To answer your original question, I do use a computer! I also use field recorders, microphones, analogue filters, effects and synthesizers, and a range of software. The contrast between working inside and outside the studio is important and very necessary to my compositional practice.
Electroacoustic music is a technologically facilitated medium, but I’m not really too interested in exploring purely technical ideas. I love the possibilities that technology affords, and I believe in craft and skill, but I am not an engineer or technical researcher. However, I would like to push the electroacoustic medium, and the use of field recorded sound, to its limits (and then perhaps a touch further).
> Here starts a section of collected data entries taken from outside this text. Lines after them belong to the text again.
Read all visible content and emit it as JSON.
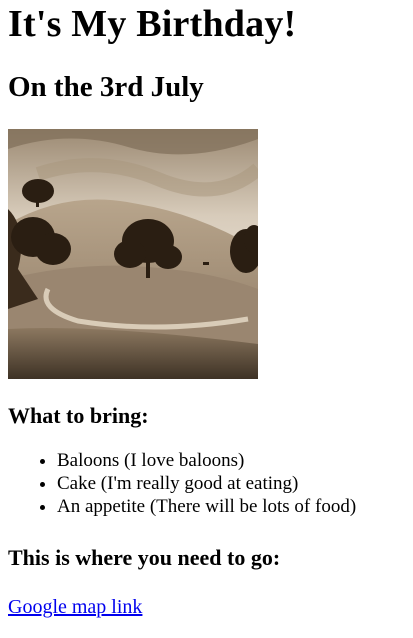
{
  "page": {
    "title": "It's My Birthday!",
    "subtitle": "On the 3rd July",
    "image": {
      "icon": "landscape-photo",
      "tone": "sepia",
      "colors": {
        "sky_light": "#e2d8c9",
        "sky_dark": "#8c7b66",
        "hill": "#a49077",
        "tree": "#2a1e12",
        "ground": "#6b5a46"
      }
    },
    "bring_heading": "What to bring:",
    "bring_items": [
      "Baloons (I love baloons)",
      "Cake (I'm really good at eating)",
      "An appetite (There will be lots of food)"
    ],
    "location_heading": "This is where you need to go:",
    "map_link": {
      "label": "Google map link",
      "color": "#0000ee"
    }
  }
}
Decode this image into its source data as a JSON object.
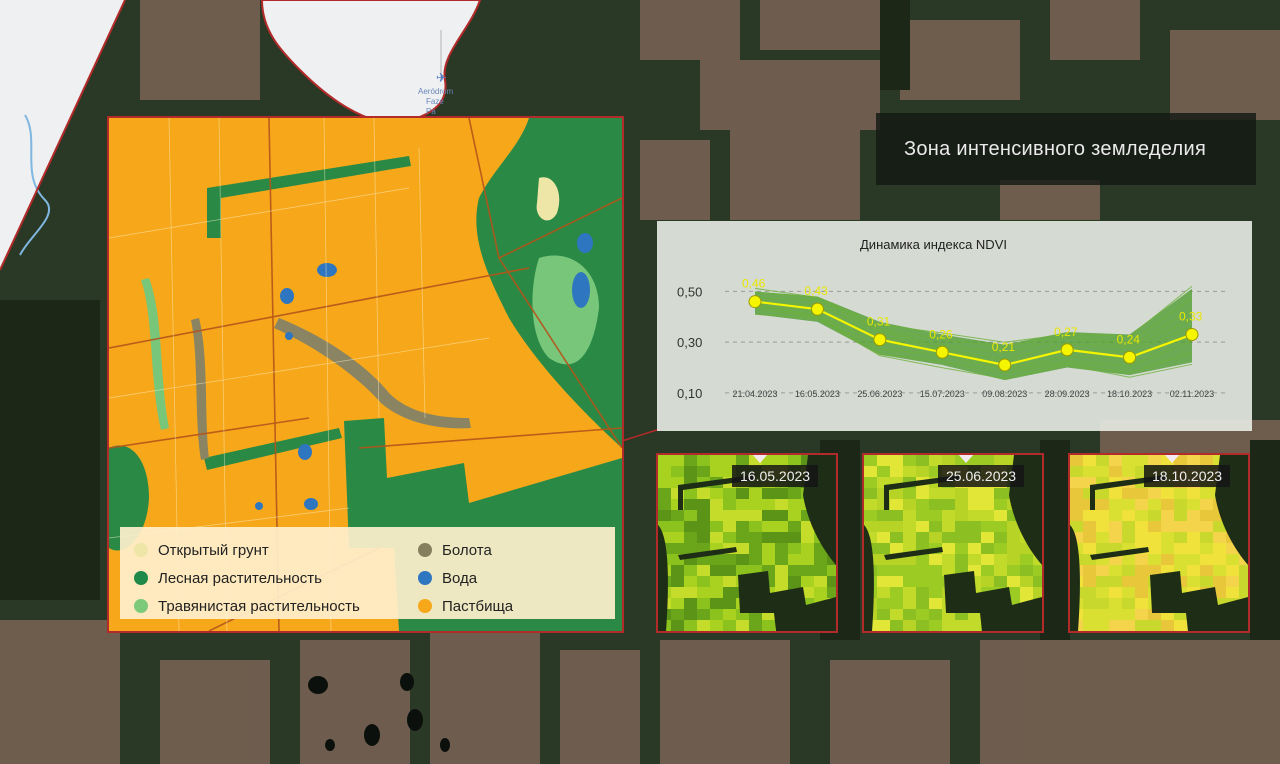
{
  "map_overlay": {
    "airport_label_lines": [
      "Aeródrom",
      "Faze",
      "Pa"
    ],
    "colors": {
      "forest_dark": "#23331f",
      "fields": "#6b5a4c",
      "pasture": "#f6a81a",
      "forest": "#2a8a45",
      "grass": "#78c67a",
      "water": "#2f76c0",
      "swamp": "#8a8462",
      "bare_soil": "#eee6a6",
      "border": "#b32a2a"
    }
  },
  "legend": {
    "items": [
      {
        "label": "Открытый грунт",
        "color": "#eee6a6",
        "icon": "bare-soil"
      },
      {
        "label": "Лесная растительность",
        "color": "#1f8a4a",
        "icon": "forest"
      },
      {
        "label": "Травянистая растительность",
        "color": "#7dc97a",
        "icon": "grass"
      },
      {
        "label": "Болота",
        "color": "#857f5e",
        "icon": "swamp"
      },
      {
        "label": "Вода",
        "color": "#2f76c0",
        "icon": "water"
      },
      {
        "label": "Пастбища",
        "color": "#f6a81a",
        "icon": "pasture"
      }
    ]
  },
  "zone_title": "Зона интенсивного земледелия",
  "chart_data": {
    "type": "line",
    "title": "Динамика индекса NDVI",
    "categories": [
      "21.04.2023",
      "16.05.2023",
      "25.06.2023",
      "15.07.2023",
      "09.08.2023",
      "28.09.2023",
      "18.10.2023",
      "02.11.2023"
    ],
    "series": [
      {
        "values": [
          0.46,
          0.43,
          0.31,
          0.26,
          0.21,
          0.27,
          0.24,
          0.33
        ],
        "color": "#f5f500"
      }
    ],
    "data_labels": [
      "0,46",
      "0,43",
      "0,31",
      "0,26",
      "0,21",
      "0,27",
      "0,24",
      "0,33"
    ],
    "y_ticks": [
      {
        "value": 0.5,
        "label": "0,50"
      },
      {
        "value": 0.3,
        "label": "0,30"
      },
      {
        "value": 0.1,
        "label": "0,10"
      }
    ],
    "ylim": [
      0.06,
      0.62
    ],
    "grid": "dashed horizontal",
    "envelope": {
      "upper": [
        0.5,
        0.48,
        0.38,
        0.33,
        0.29,
        0.34,
        0.33,
        0.51
      ],
      "lower": [
        0.41,
        0.38,
        0.25,
        0.21,
        0.15,
        0.2,
        0.17,
        0.22
      ],
      "color": "#4a9a2a"
    }
  },
  "thumbnails": [
    {
      "date": "16.05.2023"
    },
    {
      "date": "25.06.2023"
    },
    {
      "date": "18.10.2023"
    }
  ]
}
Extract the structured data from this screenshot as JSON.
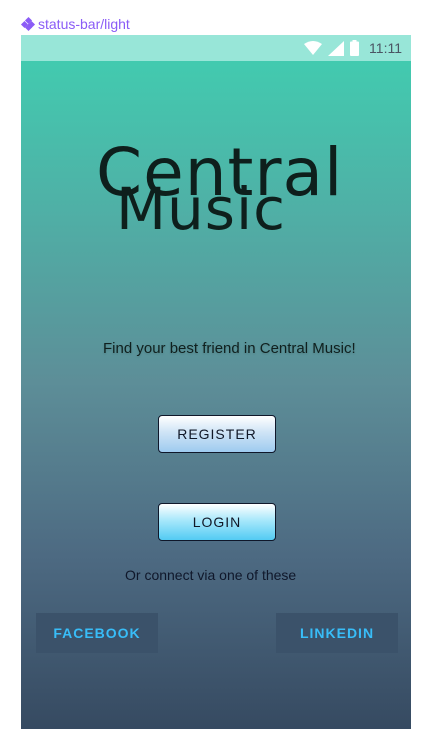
{
  "frame": {
    "label": "status-bar/light"
  },
  "status_bar": {
    "time": "11:11",
    "icons": [
      "wifi-icon",
      "cell-signal-icon",
      "battery-icon"
    ],
    "background": "#98e6d8"
  },
  "app": {
    "title_line1": "Central",
    "title_line2": "Music",
    "tagline": "Find your best friend in Central Music!",
    "register_label": "REGISTER",
    "login_label": "LOGIN",
    "connect_text": "Or connect via one of these",
    "facebook_label": "FACEBOOK",
    "linkedin_label": "LINKEDIN"
  },
  "colors": {
    "gradient_top": "#40cfb1",
    "gradient_bottom": "#364a61",
    "social_text": "#38bdf8",
    "social_bg": "#3b526a",
    "frame_label": "#8b5cf6"
  }
}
Please describe one of your recent compositions and provide a link to an audio clip.
The piece that I would like to present is the first movement of The Fall, which is titled Too late, too far. It was constructed entirely from recordings of Amsterdam. The program note and link are below. I hope that you enjoy it.
Too late, too far (2014)
“I like it, for it is double. It is here and elsewhere.” Albert Camus, The Fall
Too late, too far is part of a larger work entitled The Fall, composed between 2012 and 2014. The compositional process began during a residency at STEIM in December 2011: Amsterdam was the source from which I collected the materials for this piece.
I think now of the unwitting owners of actions contained herein: the cyclists and joggers of Vondelpark, the man on a bridge who offered a bike for a cigarette, the swans calling across the Red Light District, the choir of Sint-Nicolassbasiliek, and the countless others, long since dispersed but not forgotten: shouting, singing, laughing, swearing, clapping. I think also of the creaks and rhythms of rocking boats, of passing trams, the ubiquitous bells and horns, the rain, wind and lapping water, and the 5:00 AM fireworks on New Year’s Day. I consider these materials as fragments of sound, but also, now, as fragments of time. Sometimes their shimmering light is obscured, sometimes it is revealed.
This work, “peopled by bad dreams” (and the occasional good one), balances somewhere between loss and hope: after more than two years of work, this is its final character.
Too late, too far was premiered during the Distractfold Ensemble showcase at the 47th International Summer Course for New Music, Darmstadt, 12th August 2014.